H0: Beta2 = 0 H1: Beta2 != 0 p < 0.001 b2 = 33639.867
We reject H0 at p-value < 0.001 and and found that whether a person is a smoker has effect on the medical charges.
Explanation of b2 = 33639.867 , Given the value of all other explanatory variables, the people who are smoking have on average medical charges higher for 33639.867 euros compared to people who are not smoking (p < 0.001).
H0: Beta3 = 0 H1: Beta3 != 0 p < 0.001 b3 = 298.228
We reject H0 at p-value < 0.001 and found that the number of children or dependents covered under the medical insurance has effect on the medical charges.
Explanation of b3 = 298.228, If the number of children or dependents covered under the medical insurance increases by one, the Charges on average increase by 298.228 euros (p < 0.001), assuming that all other explanatory variables, included in the model, stay the same.
H0: Beta4 = 0 H1: Beta4 != 0 p < 0.001 b2 = -578.486
We reject H0 at p-value < 0.001 and and found that whether a person is a smoker has effect on the medical charges.
Explanation of b4 = -578.486, Given the value of all other explanatory variables, men have on average medical charges lower for 578.486 euros compared to women (p < 0.001).
Multiple R-squared: 0.9973
99.73% of the variability of medical charges can be explained by the effect of age, the number of children or dependents covered under the medical insurance, the gender of the person and whether a person is a smoker or not.
Multiple R-Squared increased compared to the previous model meaning that this model is better if we are comparing Multiple R-Squared since it explains higher proportion of variability of medical charges.

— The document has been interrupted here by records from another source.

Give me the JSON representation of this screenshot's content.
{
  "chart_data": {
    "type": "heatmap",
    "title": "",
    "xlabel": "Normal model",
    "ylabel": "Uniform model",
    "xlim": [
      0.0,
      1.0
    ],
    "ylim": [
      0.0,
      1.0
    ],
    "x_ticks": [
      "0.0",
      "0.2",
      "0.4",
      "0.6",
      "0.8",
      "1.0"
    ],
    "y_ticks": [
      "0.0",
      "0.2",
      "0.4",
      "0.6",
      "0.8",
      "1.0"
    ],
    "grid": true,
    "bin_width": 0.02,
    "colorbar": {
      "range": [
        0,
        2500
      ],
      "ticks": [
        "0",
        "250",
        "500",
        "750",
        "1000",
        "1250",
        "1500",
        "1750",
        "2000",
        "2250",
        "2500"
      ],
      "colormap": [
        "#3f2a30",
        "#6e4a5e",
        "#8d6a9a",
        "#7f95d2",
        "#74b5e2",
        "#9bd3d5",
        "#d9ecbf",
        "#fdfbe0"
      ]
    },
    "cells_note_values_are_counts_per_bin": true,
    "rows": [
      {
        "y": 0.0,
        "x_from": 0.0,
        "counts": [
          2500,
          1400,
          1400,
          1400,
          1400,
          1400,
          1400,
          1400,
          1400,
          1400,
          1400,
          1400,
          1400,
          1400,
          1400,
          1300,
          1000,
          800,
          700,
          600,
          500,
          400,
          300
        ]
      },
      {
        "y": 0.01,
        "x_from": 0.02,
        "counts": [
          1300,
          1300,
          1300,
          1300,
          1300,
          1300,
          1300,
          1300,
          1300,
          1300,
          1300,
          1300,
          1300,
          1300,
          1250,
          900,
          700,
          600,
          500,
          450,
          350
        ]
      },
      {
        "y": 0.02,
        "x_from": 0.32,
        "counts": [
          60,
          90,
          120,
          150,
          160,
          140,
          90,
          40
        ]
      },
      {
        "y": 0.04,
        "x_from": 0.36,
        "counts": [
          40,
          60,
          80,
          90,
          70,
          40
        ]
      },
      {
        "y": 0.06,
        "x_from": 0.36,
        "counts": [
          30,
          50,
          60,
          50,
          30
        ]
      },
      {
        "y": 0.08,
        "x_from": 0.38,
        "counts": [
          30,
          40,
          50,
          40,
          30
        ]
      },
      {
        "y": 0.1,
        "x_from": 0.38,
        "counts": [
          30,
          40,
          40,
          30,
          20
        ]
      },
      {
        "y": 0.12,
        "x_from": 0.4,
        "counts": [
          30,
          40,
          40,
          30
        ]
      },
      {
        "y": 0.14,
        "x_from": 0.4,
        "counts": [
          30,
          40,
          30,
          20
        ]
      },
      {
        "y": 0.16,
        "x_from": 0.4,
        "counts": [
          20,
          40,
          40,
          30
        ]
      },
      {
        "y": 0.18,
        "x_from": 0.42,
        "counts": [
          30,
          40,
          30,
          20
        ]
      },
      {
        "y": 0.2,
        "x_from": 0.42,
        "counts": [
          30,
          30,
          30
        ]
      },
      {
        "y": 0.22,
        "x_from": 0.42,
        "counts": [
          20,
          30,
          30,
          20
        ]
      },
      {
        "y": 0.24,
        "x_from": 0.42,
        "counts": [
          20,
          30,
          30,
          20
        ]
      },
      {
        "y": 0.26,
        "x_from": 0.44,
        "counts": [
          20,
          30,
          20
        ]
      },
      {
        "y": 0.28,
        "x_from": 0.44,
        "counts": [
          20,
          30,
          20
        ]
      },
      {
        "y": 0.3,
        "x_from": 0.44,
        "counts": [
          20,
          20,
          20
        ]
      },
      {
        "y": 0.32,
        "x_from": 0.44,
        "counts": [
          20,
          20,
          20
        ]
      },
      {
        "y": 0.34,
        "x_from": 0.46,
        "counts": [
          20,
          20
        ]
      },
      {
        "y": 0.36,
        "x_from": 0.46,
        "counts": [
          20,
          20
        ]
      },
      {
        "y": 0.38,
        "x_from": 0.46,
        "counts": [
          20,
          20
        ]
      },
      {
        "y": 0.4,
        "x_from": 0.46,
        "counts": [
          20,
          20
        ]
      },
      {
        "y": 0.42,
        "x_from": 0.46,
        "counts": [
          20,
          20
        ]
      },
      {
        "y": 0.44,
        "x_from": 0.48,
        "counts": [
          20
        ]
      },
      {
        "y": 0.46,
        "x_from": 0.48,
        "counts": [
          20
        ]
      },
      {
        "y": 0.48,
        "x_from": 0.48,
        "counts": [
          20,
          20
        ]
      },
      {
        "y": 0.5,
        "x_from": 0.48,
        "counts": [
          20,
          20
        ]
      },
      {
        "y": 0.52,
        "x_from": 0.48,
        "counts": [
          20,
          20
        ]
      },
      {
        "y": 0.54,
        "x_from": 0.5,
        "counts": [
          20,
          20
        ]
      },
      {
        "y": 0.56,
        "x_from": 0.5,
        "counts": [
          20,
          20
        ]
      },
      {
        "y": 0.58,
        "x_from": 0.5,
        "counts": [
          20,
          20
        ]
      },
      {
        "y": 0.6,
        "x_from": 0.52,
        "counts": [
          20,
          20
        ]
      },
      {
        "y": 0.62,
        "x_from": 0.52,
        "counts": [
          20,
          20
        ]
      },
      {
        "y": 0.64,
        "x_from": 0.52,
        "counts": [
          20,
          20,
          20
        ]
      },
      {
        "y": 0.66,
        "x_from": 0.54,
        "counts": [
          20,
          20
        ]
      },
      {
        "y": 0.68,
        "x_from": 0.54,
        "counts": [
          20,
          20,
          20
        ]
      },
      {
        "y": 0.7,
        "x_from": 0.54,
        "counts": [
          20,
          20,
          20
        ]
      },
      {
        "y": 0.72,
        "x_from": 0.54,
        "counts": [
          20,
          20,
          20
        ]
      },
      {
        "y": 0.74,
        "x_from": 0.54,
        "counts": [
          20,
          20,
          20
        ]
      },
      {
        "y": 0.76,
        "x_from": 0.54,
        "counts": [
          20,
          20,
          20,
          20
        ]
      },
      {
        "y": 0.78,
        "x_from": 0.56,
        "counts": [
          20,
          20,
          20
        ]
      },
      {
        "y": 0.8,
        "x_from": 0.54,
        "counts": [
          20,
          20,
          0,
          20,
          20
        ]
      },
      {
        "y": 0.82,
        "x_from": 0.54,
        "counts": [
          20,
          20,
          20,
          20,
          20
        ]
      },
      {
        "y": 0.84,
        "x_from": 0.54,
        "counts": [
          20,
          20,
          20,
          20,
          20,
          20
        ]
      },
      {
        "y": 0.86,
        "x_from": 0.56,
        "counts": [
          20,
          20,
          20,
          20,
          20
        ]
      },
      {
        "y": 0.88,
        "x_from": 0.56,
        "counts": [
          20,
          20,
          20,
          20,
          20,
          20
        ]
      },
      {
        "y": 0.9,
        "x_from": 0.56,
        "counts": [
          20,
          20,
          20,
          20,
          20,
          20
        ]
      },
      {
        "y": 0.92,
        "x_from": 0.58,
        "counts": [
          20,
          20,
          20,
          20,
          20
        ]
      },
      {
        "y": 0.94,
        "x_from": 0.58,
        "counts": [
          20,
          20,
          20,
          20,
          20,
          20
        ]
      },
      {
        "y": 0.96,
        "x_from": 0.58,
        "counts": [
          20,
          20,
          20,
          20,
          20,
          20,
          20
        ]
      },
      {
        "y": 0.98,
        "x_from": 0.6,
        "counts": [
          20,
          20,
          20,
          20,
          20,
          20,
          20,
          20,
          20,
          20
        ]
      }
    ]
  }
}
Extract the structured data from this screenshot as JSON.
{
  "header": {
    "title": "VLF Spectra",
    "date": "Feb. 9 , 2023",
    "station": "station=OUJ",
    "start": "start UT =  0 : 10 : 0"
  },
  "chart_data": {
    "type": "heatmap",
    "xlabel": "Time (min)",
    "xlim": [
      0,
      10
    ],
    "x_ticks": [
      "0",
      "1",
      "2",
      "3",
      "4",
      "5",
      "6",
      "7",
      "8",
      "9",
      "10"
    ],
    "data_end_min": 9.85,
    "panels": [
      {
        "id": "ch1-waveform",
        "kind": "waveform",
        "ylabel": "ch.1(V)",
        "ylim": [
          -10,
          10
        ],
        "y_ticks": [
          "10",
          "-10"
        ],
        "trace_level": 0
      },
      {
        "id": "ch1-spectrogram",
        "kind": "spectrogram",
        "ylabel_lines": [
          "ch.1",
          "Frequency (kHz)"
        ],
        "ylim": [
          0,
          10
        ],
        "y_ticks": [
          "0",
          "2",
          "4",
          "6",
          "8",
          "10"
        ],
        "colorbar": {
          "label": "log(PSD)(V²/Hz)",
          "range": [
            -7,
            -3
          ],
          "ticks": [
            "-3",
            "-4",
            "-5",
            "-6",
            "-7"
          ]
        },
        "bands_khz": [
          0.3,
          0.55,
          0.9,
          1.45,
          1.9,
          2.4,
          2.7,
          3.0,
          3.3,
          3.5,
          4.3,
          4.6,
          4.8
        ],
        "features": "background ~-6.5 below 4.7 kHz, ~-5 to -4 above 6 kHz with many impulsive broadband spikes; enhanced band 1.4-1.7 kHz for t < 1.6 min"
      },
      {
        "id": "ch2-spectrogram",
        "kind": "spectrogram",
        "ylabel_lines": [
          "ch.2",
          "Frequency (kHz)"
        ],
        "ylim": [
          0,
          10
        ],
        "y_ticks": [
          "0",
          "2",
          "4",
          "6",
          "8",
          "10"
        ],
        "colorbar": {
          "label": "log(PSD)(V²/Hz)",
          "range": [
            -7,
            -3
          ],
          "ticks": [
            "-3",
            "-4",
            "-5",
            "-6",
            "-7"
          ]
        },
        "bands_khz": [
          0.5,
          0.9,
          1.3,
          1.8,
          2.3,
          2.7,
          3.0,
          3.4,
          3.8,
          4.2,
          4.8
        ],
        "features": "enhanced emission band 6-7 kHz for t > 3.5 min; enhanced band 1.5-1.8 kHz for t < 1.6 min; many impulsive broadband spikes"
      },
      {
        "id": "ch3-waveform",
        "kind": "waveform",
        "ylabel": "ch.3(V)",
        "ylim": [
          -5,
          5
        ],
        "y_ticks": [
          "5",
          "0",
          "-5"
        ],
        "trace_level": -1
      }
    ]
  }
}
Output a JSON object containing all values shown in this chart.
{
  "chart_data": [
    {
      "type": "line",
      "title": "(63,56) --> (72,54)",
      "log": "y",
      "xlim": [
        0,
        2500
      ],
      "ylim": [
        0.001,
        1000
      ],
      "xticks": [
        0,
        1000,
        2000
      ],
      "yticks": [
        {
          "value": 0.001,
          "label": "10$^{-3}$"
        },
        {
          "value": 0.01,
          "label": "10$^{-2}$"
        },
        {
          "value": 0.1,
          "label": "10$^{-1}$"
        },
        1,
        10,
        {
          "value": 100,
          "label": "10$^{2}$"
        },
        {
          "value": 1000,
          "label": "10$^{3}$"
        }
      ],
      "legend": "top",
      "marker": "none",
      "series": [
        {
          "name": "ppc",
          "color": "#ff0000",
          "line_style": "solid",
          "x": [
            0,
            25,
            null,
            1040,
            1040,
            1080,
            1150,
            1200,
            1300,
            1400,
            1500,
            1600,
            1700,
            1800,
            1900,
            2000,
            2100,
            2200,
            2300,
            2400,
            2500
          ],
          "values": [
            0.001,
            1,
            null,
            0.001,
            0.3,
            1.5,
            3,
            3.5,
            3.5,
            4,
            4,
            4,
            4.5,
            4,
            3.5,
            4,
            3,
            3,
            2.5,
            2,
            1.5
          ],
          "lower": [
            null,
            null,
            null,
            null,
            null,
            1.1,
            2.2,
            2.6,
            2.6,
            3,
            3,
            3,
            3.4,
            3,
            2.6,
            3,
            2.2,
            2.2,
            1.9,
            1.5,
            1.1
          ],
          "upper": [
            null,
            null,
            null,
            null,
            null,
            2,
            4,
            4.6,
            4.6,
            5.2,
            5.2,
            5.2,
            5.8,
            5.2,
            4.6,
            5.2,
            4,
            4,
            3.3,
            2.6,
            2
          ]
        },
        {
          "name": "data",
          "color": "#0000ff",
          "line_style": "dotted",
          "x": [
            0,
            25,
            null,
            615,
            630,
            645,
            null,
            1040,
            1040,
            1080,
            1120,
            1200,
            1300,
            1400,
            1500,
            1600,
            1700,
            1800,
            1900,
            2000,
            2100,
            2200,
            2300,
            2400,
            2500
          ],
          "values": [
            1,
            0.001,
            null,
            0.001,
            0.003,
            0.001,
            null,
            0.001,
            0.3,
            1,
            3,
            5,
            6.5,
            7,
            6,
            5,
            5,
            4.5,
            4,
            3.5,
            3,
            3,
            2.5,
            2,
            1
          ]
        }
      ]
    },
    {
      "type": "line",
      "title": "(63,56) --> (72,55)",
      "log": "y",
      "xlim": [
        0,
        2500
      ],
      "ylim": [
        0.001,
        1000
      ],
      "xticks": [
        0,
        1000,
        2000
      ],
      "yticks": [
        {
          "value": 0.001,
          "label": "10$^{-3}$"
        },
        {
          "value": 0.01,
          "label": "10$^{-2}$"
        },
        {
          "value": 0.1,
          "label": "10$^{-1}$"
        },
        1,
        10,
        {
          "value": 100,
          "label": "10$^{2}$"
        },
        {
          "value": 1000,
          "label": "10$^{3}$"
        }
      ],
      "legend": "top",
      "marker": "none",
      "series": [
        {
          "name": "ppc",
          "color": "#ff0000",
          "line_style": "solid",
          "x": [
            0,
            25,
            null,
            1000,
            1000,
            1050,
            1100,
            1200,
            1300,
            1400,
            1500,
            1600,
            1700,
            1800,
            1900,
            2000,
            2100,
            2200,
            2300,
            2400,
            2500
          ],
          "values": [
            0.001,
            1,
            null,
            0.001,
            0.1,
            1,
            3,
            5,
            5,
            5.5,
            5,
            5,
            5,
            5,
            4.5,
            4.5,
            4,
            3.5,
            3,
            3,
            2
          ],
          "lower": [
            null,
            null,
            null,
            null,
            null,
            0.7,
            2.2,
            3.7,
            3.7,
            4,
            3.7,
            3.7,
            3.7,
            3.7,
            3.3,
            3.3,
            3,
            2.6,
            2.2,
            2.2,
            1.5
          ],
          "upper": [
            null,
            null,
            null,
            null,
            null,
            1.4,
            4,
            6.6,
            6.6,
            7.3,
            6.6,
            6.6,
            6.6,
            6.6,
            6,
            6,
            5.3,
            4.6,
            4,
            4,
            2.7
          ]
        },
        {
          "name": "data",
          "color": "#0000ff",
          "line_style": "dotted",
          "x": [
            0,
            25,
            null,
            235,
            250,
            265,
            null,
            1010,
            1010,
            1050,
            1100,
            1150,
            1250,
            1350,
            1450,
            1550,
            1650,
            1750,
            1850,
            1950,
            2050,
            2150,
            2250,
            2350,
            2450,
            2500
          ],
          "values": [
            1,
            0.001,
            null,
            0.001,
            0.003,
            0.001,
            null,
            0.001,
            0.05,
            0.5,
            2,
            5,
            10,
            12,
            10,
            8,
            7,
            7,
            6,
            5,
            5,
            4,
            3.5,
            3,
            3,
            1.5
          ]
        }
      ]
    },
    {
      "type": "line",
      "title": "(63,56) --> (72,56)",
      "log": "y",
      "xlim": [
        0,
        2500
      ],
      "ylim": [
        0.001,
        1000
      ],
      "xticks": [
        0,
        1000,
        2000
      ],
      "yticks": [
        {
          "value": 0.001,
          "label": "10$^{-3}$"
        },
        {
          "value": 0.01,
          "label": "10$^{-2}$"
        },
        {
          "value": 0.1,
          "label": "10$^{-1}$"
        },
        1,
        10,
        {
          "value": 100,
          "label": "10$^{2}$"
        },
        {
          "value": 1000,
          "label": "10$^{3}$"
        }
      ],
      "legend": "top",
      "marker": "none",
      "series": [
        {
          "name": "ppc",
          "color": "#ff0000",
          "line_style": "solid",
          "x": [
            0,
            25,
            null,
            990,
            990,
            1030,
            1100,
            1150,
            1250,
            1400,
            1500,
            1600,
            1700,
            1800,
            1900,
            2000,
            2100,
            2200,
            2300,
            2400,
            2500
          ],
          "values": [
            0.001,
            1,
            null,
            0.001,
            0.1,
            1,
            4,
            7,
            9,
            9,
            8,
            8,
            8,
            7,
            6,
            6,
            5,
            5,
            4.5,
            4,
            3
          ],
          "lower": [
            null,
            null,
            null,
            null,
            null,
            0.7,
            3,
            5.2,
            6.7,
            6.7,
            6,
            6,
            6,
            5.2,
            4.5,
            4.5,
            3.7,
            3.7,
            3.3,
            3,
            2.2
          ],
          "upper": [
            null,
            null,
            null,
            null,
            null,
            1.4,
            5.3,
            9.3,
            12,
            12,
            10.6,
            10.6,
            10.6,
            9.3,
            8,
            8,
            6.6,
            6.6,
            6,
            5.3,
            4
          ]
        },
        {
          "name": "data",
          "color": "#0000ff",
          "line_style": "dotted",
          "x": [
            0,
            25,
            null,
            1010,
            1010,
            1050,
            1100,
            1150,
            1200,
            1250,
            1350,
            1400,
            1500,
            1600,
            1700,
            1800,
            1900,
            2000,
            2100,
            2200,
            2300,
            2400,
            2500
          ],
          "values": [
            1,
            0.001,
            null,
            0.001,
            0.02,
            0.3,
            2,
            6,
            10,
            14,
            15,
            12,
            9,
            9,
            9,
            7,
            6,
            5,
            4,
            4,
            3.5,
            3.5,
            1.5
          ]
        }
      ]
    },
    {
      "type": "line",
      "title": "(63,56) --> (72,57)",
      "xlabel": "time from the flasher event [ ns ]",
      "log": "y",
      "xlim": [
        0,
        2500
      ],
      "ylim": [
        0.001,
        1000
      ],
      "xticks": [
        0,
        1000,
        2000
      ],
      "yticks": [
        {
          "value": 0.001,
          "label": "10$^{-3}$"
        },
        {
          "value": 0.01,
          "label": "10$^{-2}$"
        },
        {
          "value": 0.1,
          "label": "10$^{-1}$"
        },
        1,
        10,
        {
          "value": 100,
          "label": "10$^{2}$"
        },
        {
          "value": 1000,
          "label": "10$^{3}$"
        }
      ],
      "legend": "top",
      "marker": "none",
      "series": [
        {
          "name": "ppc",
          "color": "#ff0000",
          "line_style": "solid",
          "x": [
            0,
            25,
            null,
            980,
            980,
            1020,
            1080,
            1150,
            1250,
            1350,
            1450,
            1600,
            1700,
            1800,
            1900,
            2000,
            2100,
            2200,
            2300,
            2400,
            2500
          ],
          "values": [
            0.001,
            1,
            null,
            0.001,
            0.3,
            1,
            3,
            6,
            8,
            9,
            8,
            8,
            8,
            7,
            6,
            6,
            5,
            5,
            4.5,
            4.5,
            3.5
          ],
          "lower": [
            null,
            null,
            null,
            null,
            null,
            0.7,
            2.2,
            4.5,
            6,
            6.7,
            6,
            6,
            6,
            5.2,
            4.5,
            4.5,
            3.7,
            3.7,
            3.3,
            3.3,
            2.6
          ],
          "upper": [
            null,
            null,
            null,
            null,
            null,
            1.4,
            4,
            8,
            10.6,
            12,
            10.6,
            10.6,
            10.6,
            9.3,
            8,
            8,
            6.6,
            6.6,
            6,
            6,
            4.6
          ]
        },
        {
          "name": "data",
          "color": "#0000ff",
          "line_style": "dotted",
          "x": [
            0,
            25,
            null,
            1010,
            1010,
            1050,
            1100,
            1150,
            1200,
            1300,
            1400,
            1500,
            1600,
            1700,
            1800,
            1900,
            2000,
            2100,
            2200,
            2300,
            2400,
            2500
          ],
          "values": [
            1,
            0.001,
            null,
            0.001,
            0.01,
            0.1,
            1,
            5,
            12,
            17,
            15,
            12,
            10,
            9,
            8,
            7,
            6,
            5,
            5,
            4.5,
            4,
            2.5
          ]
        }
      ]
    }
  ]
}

anova(fit1, fit2) #Comparison of two regression models that differ in the number of expl. variables
## Analysis of Variance Table
##
## Model 1: charges ~ age + smoker
## Model 2: charges ~ age + smoker + children + sex
## Res.Df RSS Df Sum of Sq F Pr(>F)
## 1 78 40903181
## 2 76 23584160 2 17319020 27.905 8.181e-10 ***
## ---
## Signif. codes: 0 '***' 0.001 '**' 0.01 '*' 0.05 '.' 0.1 ' ' 1
H0: Δρ2 (delta rho squared) = 0
H1: Δρ2 (delta rho squared) > 0
We reject the null hypothesis at p - value < 0.001 and conclude that the second model is better since it explains more.